From United Press International:

The International Monetary Fund approved a $12 billion loan for Egypt, an effort to revive the country’s struggling economy by “restoring stability and confidence in the economy, and implementing structural reforms that will create jobs,” officials said.

The approval allows for the first installment of the three-year loan, $2.75 billion, to be immediately disbursed. The remainder of the loan will be phased in over the duration of the program, subject to five reviews, the IMF said.

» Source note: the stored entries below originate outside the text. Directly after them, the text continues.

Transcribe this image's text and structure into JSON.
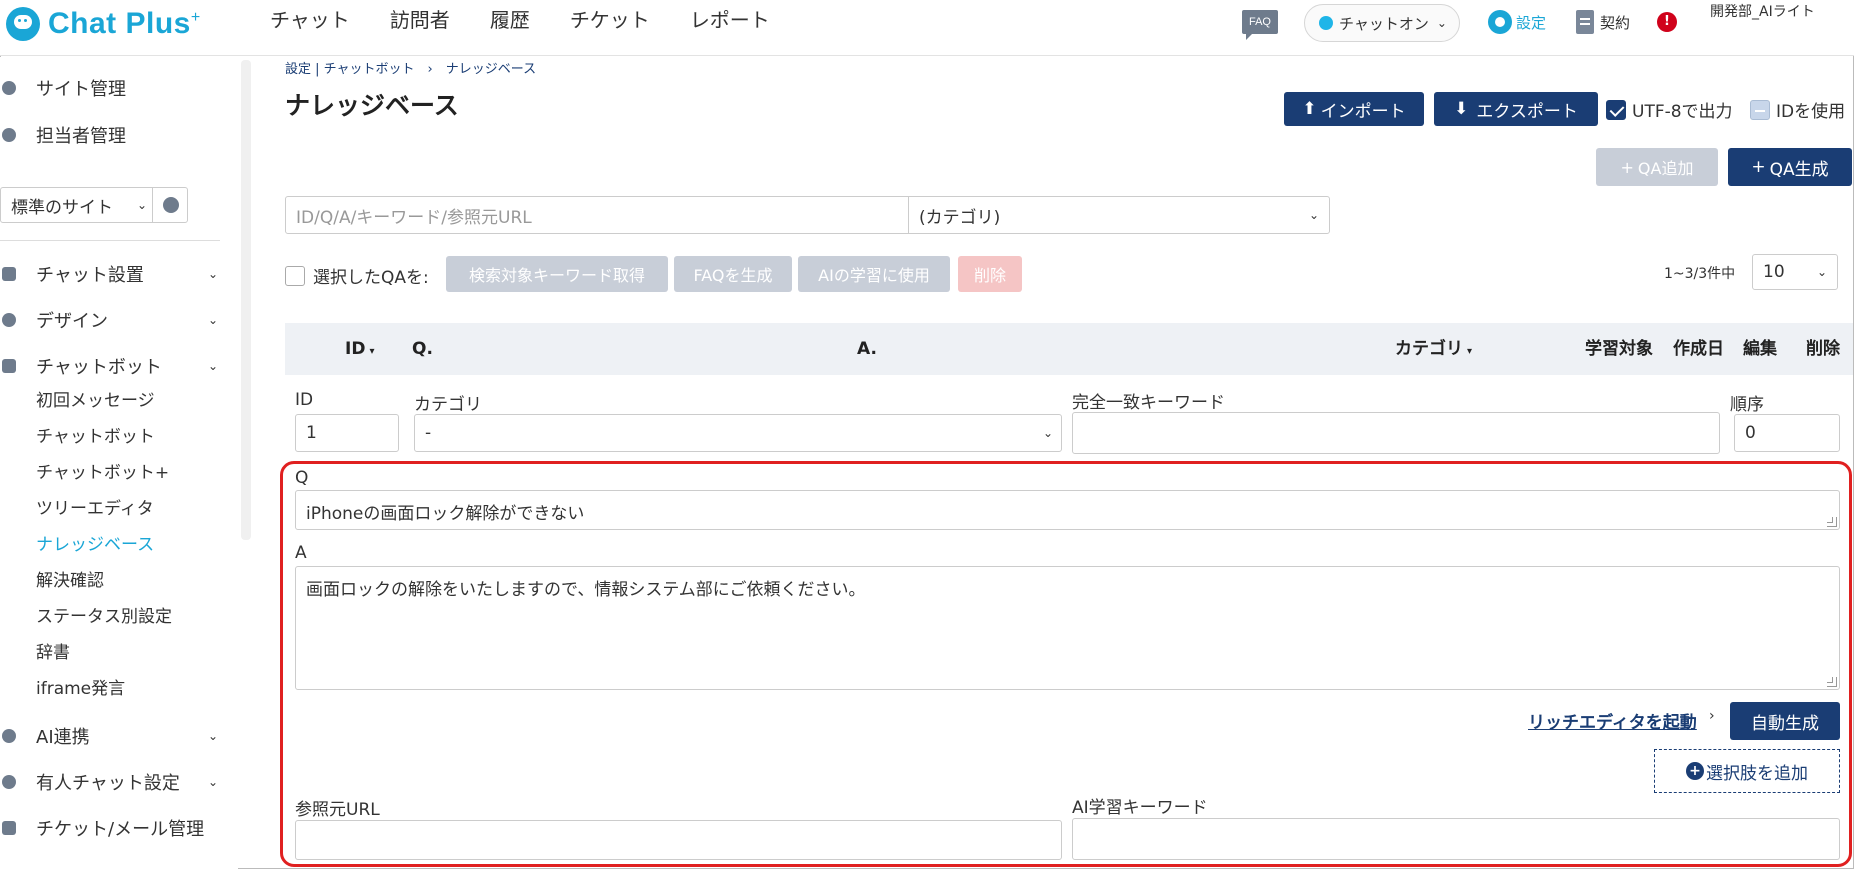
{
  "app": {
    "logo_text": "Chat Plus",
    "logo_sup": "+"
  },
  "nav": {
    "items": [
      "チャット",
      "訪問者",
      "履歴",
      "チケット",
      "レポート"
    ]
  },
  "header": {
    "faq_label": "FAQ",
    "status_label": "チャットオン",
    "settings_label": "設定",
    "contract_label": "契約",
    "alert_mark": "!",
    "user_name": "開発部_AIライト"
  },
  "sidebar": {
    "top_items": [
      "サイト管理",
      "担当者管理"
    ],
    "site_select": "標準のサイト",
    "sections": [
      "チャット設置",
      "デザイン",
      "チャットボット"
    ],
    "chatbot_sub": [
      "初回メッセージ",
      "チャットボット",
      "チャットボット+",
      "ツリーエディタ",
      "ナレッジベース",
      "解決確認",
      "ステータス別設定",
      "辞書",
      "iframe発言"
    ],
    "active_sub": "ナレッジベース",
    "bottom_sections": [
      "AI連携",
      "有人チャット設定",
      "チケット/メール管理"
    ]
  },
  "page": {
    "breadcrumb": "設定 | チャットボット　›　ナレッジベース",
    "title": "ナレッジベース",
    "import_label": "インポート",
    "export_label": "エクスポート",
    "utf8_label": "UTF-8で出力",
    "use_id_label": "IDを使用",
    "qa_add_label": "QA追加",
    "qa_generate_label": "QA生成"
  },
  "search": {
    "placeholder": "ID/Q/A/キーワード/参照元URL",
    "category_value": "(カテゴリ)"
  },
  "bulk": {
    "label": "選択したQAを:",
    "actions": [
      "検索対象キーワード取得",
      "FAQを生成",
      "AIの学習に使用",
      "削除"
    ]
  },
  "pagination": {
    "count": "1~3/3件中",
    "per_page": "10"
  },
  "table": {
    "headers": {
      "id": "ID",
      "q": "Q.",
      "a": "A.",
      "category": "カテゴリ",
      "learn": "学習対象",
      "created": "作成日",
      "edit": "編集",
      "delete": "削除"
    }
  },
  "edit": {
    "id_label": "ID",
    "id_value": "1",
    "category_label": "カテゴリ",
    "category_value": "-",
    "exact_keyword_label": "完全一致キーワード",
    "exact_keyword_value": "",
    "order_label": "順序",
    "order_value": "0",
    "q_label": "Q",
    "q_value": "iPhoneの画面ロック解除ができない",
    "a_label": "A",
    "a_value": "画面ロックの解除をいたしますので、情報システム部にご依頼ください。",
    "rich_editor_label": "リッチエディタを起動",
    "auto_generate_label": "自動生成",
    "add_choice_label": "選択肢を追加",
    "ref_url_label": "参照元URL",
    "ref_url_value": "",
    "ai_keyword_label": "AI学習キーワード",
    "ai_keyword_value": ""
  },
  "colors": {
    "brand": "#1aa6d6",
    "navy": "#1a3d74",
    "highlight": "#e02020"
  }
}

“The Egyptian authorities have developed a homegrown economic program, which will be supported under the IMF’s Extended Fund Facility, to address longstanding challenges in the Egyptian economy,” Christine Lagarde, IMF managing director and chair, said.

IMF officials said political instability, regional security issues and the global economic slowdown have hobbled the Egyptian economy. Some of the issues that led to the country’s economic instability included high government deficit, public debt and weak job growth.